Further, he explained “At the moment we are trying to figure out cost recovery for it, what options are available. We are also going through several options, including having people pay to lease it and things like that, to go to or access their concession but we haven’t arrived at any decision on any of them as yet.”
Patterson’s predecessor Robeson Benn had said, shortly before leaving office, that the cost to maintain the road would be some $200M annually while pointing out that about US$28.9M was spent to build the road.
Asked about current costs, Patterson said he did not have figures at his disposal at the time of the interview, but that he would make them known as the works are overseen by the MPI’s Special Projects Unit.
Benn had defended the construction of the road after assertions were made that it was leading to nowhere. “The Amaila road project it is not a road to nowhere.

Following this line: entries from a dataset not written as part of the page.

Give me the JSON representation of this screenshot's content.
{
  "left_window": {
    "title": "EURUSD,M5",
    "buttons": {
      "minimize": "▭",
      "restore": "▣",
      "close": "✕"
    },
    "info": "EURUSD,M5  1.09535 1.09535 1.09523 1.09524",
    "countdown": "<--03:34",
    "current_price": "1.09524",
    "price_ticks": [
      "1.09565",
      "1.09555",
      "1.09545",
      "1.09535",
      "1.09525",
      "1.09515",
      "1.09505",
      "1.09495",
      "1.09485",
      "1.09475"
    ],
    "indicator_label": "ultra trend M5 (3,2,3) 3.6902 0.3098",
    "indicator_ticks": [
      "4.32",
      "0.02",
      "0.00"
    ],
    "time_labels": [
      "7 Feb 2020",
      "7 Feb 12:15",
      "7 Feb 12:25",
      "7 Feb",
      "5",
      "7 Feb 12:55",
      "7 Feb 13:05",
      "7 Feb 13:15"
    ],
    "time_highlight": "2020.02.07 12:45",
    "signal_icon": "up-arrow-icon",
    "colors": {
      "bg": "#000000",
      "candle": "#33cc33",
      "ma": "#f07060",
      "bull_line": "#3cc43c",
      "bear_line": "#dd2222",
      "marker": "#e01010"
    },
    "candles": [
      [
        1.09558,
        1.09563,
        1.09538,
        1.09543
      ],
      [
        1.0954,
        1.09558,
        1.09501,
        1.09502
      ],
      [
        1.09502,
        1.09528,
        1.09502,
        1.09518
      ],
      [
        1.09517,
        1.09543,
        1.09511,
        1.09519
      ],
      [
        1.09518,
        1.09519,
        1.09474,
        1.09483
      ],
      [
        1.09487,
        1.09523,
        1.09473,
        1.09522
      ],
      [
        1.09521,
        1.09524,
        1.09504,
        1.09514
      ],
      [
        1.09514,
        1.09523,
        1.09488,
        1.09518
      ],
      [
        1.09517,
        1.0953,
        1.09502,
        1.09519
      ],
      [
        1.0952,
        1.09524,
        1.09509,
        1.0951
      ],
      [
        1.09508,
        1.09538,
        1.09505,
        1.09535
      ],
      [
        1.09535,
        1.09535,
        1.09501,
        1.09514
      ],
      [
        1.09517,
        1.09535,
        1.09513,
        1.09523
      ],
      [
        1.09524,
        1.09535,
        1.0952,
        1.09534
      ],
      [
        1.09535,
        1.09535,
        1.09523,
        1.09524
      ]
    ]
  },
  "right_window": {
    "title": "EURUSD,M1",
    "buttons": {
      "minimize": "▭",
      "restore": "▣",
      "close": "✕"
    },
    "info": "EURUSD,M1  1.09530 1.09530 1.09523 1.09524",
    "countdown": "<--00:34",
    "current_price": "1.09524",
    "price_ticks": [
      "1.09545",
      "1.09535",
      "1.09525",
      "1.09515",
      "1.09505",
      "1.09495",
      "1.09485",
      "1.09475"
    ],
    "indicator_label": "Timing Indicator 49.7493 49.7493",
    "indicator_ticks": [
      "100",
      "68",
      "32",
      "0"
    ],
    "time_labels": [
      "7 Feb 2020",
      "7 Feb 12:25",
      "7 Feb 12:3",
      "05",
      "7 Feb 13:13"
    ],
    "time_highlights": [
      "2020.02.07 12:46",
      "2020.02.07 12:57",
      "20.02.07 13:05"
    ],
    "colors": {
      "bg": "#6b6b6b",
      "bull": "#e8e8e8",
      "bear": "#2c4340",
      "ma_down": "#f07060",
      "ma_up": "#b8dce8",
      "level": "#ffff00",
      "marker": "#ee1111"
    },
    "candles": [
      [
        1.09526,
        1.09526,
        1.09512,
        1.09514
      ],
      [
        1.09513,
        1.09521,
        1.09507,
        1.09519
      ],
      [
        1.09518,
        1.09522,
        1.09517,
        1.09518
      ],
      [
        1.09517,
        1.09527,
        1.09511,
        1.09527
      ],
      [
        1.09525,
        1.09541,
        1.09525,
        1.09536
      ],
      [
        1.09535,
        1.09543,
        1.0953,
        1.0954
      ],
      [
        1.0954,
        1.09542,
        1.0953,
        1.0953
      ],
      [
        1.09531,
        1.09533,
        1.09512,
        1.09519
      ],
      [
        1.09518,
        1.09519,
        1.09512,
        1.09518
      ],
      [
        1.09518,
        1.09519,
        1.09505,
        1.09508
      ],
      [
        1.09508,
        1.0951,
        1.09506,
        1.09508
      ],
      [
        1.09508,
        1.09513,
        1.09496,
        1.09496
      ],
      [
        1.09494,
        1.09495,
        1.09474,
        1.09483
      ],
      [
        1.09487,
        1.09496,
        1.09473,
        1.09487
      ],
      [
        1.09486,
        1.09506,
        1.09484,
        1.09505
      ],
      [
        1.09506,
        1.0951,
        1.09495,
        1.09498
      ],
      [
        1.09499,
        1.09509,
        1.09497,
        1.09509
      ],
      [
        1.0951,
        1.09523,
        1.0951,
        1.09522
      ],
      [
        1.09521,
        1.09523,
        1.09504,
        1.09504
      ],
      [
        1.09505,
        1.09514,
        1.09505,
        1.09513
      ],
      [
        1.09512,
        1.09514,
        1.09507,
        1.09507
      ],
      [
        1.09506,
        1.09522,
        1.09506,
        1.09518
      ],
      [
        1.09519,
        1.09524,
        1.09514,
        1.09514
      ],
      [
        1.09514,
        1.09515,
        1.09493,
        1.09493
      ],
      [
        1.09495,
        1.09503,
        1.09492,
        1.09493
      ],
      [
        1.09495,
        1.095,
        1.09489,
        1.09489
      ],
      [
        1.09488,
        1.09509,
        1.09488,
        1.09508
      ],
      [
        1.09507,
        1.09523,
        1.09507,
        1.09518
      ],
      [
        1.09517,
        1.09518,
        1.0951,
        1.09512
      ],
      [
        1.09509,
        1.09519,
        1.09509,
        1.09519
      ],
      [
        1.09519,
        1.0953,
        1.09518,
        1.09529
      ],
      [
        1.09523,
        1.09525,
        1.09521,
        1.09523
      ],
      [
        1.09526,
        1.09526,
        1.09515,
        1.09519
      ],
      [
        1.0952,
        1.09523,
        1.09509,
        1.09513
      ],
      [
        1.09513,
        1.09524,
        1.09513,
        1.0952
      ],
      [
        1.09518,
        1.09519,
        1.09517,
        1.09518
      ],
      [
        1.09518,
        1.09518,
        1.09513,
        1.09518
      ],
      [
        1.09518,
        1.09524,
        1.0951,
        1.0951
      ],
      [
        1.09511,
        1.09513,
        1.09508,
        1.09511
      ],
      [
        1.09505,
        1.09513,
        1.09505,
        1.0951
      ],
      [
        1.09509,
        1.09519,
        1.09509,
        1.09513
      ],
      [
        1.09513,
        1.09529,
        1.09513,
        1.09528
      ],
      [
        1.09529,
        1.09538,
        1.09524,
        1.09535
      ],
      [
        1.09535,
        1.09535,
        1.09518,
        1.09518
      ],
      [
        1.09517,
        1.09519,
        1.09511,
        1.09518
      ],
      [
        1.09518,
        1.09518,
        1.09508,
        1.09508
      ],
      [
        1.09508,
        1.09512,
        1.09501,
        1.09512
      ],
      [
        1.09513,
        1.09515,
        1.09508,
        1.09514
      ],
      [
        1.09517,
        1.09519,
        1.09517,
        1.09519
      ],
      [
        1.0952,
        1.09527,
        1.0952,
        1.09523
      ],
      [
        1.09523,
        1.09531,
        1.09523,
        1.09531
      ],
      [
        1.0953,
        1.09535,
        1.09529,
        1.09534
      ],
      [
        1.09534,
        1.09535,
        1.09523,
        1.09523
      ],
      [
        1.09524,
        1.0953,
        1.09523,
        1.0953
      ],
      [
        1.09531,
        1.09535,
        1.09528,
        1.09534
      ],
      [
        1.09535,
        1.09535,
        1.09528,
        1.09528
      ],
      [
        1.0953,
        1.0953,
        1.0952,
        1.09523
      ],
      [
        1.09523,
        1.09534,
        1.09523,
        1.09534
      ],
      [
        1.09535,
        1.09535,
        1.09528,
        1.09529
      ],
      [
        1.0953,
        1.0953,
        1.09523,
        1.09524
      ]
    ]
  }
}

It is a road to everywhere in terms of our economic development,” he had said.
The former Minister of Public Works had stated that his then government, the People’s Progressive Party (PPP), was working, both at the Ministry of Finance and Office of the President level, to see the hydro project a reality and remained optimistic that soon an investor would be had and the project would kick off.
Sithe Global pulled out in August of 2013 after failing to gain unanimous parliamentary approval of the Amaila Falls Hydropower Project (AFHP). Observers said that broad approval was required as the government was in the minority in the legislature.
But in December of 2015, seven months after the APNU+AFC took office it announced that Norway would fund a review to determine the viability of the project.
The Ministry of the Presidency had in February announced that Norwegian company, Norconsult was selected by Guyana, to review the financial model of the AFHP, the results of which would determine whether the controversial project would go ahead.
However, Minister of Natural Resources Raphael Trotman last week said that the review of the financial model is yet to begin but that it will be completed by the end of the year.
The Ministry of the Presidency had noted that the decision follows up on one taken by Guyana and Norway in Paris, France, in December 2015 to conduct a review of the project’s current financial model, which the government believes could shackle many generations of Guyanese to debt.
Both sides are awaiting the study on the contentious AFHP to make a definitive decision on how to proceed. The AFHP was the flagship project of the five-year forests protection partnership –which ended last year – between Guyana and Norway in which Guyana could earn up to US$250 million in performance-based payments based on an independent verification of Guyana’s deforestation and forest degradation rates and progress on REDD+ enabling activities. REDD+ is a global initiative that aims to reduce greenhouse gas emissions from deforestation and forest degradation.
Norway had transferred US$80 million to the Inter-American Development Bank for the project but the David Granger administration has said that as currently configured, “it would not only be irresponsible, but a downright criminal act of deception,” if government proceeded with Amaila.
Norway had previously urged the APNU+AFC administration to consider the merits of the AFHP and indicated that Guyana stands to lose the US$80 million earmarked for the project if it fails to come up with a plan for “transformational” renewable energy sources that can be realized in the next few years. It had strongly supported the project under the previous PPP/C administration.
Subsequently, both sides agreed to a final, independent review of the project.